Marinus Boezem, Frances-Marie Uitti

Performance
2015

Weather Drawings | Marinus Boezem, Frances-Marie Uitti
Cello (Uitti), graphics (Boezem)

Marinus Boezem experiences the weather as a constant sensual adventure: an experience that is familiar yet incomprehensible, no matter how hard we try. Boezem’s weather charts are a means of giving form to this abstraction: the weather at a certain moment in a particular place is represented in lines. The lines make the weather legible, tangible. The drawings also mark our position in time and space.

In this performance the experience and associations that the weather evokes for Boezem are being heard as music. Frances-Marie Uitti, who moved from her native America to Europe in the 1970s, was one of the first cellists to improvise on contemporary art. For Weather Drawings she interpreted the weather forecast on her cello. The idea for this work existed for a long time but was never performed before.

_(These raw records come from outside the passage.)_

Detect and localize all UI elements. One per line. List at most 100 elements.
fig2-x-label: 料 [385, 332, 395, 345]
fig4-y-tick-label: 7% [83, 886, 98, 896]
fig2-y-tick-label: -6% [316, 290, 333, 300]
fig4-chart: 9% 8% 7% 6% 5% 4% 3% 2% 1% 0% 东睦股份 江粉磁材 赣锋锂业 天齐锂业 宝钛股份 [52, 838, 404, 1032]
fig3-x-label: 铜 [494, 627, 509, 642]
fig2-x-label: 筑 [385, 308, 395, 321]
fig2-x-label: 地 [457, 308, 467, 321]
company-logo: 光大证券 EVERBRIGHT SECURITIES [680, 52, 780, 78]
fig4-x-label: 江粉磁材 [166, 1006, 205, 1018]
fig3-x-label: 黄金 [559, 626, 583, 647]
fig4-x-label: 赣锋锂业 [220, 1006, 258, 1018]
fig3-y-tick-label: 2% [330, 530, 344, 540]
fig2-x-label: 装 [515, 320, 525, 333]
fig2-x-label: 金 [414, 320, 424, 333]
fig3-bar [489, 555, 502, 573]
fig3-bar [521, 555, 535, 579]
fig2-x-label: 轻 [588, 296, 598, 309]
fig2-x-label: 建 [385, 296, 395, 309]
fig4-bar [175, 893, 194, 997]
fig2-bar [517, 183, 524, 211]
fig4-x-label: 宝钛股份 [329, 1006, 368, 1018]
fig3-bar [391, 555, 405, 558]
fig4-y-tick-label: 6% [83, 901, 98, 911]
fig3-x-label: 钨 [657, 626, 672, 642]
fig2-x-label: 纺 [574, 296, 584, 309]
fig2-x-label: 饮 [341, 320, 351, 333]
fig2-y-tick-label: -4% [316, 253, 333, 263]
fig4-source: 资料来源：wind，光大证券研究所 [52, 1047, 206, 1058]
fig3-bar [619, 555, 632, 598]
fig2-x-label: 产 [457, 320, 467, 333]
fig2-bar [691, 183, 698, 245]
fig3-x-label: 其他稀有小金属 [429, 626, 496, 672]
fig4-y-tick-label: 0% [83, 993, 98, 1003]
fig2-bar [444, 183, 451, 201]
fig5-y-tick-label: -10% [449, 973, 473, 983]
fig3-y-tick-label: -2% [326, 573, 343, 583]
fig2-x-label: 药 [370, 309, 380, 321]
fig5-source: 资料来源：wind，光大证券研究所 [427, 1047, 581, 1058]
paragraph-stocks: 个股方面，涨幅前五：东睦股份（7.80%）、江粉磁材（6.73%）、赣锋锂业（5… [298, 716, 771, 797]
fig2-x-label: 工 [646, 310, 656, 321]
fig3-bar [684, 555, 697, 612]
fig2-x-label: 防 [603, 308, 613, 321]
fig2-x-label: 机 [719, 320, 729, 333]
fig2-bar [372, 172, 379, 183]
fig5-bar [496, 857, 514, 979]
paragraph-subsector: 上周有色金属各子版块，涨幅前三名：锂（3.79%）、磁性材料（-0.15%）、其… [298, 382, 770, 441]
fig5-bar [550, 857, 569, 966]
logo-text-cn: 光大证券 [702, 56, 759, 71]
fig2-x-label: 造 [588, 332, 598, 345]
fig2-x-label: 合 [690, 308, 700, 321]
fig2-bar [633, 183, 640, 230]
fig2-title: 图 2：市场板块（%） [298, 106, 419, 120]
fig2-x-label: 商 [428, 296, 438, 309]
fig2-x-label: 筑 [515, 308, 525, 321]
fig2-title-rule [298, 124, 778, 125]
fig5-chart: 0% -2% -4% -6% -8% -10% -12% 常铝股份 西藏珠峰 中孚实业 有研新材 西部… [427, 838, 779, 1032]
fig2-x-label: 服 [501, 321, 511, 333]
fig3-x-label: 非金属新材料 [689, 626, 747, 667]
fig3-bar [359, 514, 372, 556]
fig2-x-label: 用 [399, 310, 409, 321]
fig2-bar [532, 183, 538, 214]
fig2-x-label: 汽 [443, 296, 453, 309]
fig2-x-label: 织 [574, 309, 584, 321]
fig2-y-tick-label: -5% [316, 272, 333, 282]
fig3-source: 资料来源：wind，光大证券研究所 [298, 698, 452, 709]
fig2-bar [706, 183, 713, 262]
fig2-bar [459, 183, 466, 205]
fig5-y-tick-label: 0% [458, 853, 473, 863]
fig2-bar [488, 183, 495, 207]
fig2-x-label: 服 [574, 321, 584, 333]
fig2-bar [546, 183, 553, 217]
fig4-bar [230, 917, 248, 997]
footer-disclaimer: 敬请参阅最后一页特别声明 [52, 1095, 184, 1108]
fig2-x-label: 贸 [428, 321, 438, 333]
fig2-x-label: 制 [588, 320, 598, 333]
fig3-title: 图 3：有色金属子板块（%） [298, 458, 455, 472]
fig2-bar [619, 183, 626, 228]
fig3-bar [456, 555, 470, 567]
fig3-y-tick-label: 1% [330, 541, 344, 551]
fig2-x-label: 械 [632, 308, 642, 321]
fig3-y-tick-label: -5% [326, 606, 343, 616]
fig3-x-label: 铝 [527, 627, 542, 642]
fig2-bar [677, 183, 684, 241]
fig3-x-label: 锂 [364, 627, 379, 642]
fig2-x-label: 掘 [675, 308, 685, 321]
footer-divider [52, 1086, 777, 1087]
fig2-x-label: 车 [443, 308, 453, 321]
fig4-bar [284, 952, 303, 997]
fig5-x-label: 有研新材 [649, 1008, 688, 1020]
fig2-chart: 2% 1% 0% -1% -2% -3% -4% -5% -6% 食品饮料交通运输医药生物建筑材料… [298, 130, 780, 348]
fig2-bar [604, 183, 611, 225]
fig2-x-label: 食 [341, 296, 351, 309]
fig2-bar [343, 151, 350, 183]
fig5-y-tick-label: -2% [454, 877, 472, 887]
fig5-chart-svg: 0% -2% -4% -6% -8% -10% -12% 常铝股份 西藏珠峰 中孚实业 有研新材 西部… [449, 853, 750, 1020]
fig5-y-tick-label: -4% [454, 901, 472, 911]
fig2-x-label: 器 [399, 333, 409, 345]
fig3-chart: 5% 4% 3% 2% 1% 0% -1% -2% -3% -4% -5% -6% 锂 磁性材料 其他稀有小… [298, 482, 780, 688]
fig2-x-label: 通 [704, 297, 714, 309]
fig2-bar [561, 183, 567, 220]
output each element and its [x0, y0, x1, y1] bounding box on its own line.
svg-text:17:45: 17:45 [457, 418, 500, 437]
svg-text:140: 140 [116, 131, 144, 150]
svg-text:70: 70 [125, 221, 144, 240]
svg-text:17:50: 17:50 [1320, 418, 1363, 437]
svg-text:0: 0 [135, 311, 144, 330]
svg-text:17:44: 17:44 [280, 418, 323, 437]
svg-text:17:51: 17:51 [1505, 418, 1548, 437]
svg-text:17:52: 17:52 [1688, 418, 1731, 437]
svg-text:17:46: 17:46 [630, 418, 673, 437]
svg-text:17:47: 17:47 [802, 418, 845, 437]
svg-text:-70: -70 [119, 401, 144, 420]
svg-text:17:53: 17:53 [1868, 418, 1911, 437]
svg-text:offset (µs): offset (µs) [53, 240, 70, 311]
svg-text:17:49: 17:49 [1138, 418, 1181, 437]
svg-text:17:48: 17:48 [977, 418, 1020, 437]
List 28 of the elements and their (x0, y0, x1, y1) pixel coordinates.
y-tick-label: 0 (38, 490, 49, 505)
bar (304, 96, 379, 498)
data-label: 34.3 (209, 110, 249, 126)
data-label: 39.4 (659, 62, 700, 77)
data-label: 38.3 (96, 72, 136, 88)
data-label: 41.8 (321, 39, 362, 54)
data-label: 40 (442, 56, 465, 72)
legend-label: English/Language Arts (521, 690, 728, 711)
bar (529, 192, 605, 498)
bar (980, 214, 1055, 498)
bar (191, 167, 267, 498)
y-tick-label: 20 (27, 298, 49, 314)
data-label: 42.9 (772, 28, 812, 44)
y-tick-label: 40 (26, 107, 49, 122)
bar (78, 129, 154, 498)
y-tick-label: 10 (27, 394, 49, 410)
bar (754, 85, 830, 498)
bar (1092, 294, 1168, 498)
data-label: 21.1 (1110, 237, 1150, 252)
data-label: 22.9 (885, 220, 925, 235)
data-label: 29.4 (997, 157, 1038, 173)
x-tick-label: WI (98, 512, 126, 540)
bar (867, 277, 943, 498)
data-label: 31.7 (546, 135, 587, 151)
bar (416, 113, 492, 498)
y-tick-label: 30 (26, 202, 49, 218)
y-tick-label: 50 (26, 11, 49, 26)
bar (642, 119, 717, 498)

For contemporary composers a weather chart can be read as a graphic score. It enables them to play the weather and to react to the weather through music.

Contemporary music, in particular the music of the 1960s and 1970s, plays an important part in Boezem’s artistic practice. He feels a kinship with composers such as Louis Andriessen, John Cage, Willem Breuker and Giacinto Scelsi. Frances-Marie Uitti, who as a composer herself belongs to this group, is one of the most important interpreters of Scelsi’s music. Giacinto Scelsi (1905-1988) was a student of Arnold Schoenberg. His music is characterized by restrictive rules, making sparing use of notes and musicians. For him it was not necessary for the work to be performed: the existence of the composition was enough.